My research interests are focused towards two closely related fields: larval ecology of marine crustaceans and benthic ecology of marine invertebrates. The main topics addressed within the field of larval ecology are:
(a) Larval eco-physiology: effects of environmental conditions on larval growth, development and survival
(b) Patterns of distribution, supply and settlement in relation to oceanographic conditions and transport processes
(c) Maternal, carry-over and latent effects along the complex life cycle
(d) Recruitment: effects of larval settlement and physiological condition on juvenile survival
The environmental conditions experienced by larvae may affect recruitment through density-mediated effects, i.e. through changes in the number of larvae reaching the bottom (the settlement rate) and trait-mediated effects, i.e. through changes in larval traits (e.g. growth rate) that affect juvenile survival. Density-mediated effects have been studied extensively within the framework of supply-side ecology. However, our understanding of trait-mediated effects, especially on how they operate under field conditions, is less advanced. My work has focused on trait mediated effects through experimental determination of how environmental conditions affect early life history characteristics and how these affect juvenile survival. This framework relies on interdisciplinary research (e.g. physical oceanography, marine community ecology and developmental physiology) as it addresses effects operating at the levels of populations and individuals.

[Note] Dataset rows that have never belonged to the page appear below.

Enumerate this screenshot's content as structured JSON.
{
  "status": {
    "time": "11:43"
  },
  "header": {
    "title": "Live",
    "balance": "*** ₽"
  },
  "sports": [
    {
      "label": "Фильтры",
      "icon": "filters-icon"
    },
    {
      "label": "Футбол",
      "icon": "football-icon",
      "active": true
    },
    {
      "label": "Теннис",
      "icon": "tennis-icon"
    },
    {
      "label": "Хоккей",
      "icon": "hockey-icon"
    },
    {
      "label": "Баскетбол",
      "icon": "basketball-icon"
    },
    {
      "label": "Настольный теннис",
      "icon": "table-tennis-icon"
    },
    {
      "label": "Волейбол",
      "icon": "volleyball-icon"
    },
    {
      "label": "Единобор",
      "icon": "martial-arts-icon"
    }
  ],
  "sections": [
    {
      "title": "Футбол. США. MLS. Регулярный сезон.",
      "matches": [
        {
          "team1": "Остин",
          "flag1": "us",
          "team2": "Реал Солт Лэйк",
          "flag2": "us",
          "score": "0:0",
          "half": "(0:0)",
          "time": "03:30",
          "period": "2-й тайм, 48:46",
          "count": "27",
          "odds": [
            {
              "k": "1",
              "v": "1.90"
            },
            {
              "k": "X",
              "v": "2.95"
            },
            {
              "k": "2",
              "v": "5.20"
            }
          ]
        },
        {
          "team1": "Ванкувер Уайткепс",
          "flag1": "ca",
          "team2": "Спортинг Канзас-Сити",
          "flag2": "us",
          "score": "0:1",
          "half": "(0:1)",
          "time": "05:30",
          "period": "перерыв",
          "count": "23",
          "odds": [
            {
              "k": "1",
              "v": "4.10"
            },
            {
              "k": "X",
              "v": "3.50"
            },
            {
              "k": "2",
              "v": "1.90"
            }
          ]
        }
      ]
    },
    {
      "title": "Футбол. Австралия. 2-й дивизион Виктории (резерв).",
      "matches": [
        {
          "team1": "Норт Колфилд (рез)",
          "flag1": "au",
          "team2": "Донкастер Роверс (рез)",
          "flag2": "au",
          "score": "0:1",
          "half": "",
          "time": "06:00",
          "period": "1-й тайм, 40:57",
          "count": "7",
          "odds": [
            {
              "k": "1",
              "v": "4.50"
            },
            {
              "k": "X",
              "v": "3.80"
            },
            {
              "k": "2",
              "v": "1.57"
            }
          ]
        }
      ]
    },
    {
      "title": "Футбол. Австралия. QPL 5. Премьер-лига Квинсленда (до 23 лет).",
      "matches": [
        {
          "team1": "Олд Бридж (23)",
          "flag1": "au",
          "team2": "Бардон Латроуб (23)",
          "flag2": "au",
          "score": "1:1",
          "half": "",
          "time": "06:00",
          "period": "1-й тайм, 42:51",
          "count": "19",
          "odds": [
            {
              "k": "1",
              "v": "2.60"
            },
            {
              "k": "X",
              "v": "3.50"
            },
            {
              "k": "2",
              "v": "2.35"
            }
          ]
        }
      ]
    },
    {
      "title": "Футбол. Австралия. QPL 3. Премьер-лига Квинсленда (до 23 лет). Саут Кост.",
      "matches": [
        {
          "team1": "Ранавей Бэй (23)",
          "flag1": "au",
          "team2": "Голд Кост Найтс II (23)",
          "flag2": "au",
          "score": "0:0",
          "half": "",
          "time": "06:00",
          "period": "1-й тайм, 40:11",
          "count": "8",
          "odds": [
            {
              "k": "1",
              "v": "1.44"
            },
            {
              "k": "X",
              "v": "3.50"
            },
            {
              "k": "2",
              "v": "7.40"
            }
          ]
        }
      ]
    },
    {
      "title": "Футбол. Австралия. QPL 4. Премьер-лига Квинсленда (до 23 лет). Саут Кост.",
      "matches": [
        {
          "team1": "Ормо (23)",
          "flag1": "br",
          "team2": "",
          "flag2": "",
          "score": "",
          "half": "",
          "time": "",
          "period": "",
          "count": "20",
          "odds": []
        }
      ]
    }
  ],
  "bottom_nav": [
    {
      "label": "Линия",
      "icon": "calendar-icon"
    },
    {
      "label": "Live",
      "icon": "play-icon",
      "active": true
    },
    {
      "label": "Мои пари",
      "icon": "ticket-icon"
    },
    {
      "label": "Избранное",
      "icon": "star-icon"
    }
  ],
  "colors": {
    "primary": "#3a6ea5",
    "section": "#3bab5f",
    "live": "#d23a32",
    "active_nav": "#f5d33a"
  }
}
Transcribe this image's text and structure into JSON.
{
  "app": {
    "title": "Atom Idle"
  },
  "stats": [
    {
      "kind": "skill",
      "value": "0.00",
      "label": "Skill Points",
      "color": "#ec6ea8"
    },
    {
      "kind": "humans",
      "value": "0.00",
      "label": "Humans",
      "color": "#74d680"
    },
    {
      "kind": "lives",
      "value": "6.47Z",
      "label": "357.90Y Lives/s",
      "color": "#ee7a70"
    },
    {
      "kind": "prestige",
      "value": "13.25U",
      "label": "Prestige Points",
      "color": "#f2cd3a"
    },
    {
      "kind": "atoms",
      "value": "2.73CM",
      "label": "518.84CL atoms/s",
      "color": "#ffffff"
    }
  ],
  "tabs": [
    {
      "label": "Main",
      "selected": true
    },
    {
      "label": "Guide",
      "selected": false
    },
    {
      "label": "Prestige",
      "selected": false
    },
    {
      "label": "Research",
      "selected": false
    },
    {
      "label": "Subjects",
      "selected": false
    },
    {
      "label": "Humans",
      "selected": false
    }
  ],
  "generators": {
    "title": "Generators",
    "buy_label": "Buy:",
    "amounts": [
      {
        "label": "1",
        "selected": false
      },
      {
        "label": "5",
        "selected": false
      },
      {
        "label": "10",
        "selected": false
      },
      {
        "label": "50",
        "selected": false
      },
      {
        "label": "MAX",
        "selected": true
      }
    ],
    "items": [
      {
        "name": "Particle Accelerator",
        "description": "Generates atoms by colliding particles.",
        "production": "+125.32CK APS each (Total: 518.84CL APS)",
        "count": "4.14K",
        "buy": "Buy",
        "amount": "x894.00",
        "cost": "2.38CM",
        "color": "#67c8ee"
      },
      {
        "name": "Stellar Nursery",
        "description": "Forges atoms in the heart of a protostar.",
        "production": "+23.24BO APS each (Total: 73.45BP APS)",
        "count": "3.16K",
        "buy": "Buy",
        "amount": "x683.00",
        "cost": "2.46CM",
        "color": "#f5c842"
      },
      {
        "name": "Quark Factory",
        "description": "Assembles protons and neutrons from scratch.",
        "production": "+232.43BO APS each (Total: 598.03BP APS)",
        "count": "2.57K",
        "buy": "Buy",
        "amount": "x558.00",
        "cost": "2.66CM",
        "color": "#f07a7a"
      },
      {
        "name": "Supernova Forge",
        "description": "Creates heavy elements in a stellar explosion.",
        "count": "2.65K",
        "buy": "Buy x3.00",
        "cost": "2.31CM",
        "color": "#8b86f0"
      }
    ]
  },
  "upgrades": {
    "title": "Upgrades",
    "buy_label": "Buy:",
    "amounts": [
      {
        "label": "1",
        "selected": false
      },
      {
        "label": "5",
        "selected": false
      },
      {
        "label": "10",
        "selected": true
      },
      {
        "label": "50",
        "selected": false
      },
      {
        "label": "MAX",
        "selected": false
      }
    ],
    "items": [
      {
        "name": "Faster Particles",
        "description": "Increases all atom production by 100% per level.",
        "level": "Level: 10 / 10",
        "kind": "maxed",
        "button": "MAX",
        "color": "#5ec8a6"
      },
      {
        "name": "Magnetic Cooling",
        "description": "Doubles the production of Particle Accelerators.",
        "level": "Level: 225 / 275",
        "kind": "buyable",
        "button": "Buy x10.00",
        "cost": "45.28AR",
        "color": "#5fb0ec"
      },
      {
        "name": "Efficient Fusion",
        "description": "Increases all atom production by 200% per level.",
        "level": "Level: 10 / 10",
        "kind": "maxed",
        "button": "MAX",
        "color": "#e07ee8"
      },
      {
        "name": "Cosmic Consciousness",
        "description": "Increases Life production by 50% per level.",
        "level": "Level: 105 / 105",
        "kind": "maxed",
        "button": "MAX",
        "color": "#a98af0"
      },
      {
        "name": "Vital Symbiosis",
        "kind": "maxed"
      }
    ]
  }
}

Within the field of benthic ecology I have worked on intertidal soft-bottom habitats (sandy beaches, estuarine sandflats) of the Uruguayan coast, in particular on scale-dependent patterns of community structure and on the identification of potential processes affecting the patterns. Processes affecting natural communities operate at different spatial scales, leading to a scale-dependent pattern of community structure. Hence, the scale of the sampling or experimental design determines the kind of processes under study. Conclusions may therefore be contingent upon the scale of observation. In consequence, to reach a better understanding of the structure and function of communities it is necessary to consider several scales of observation.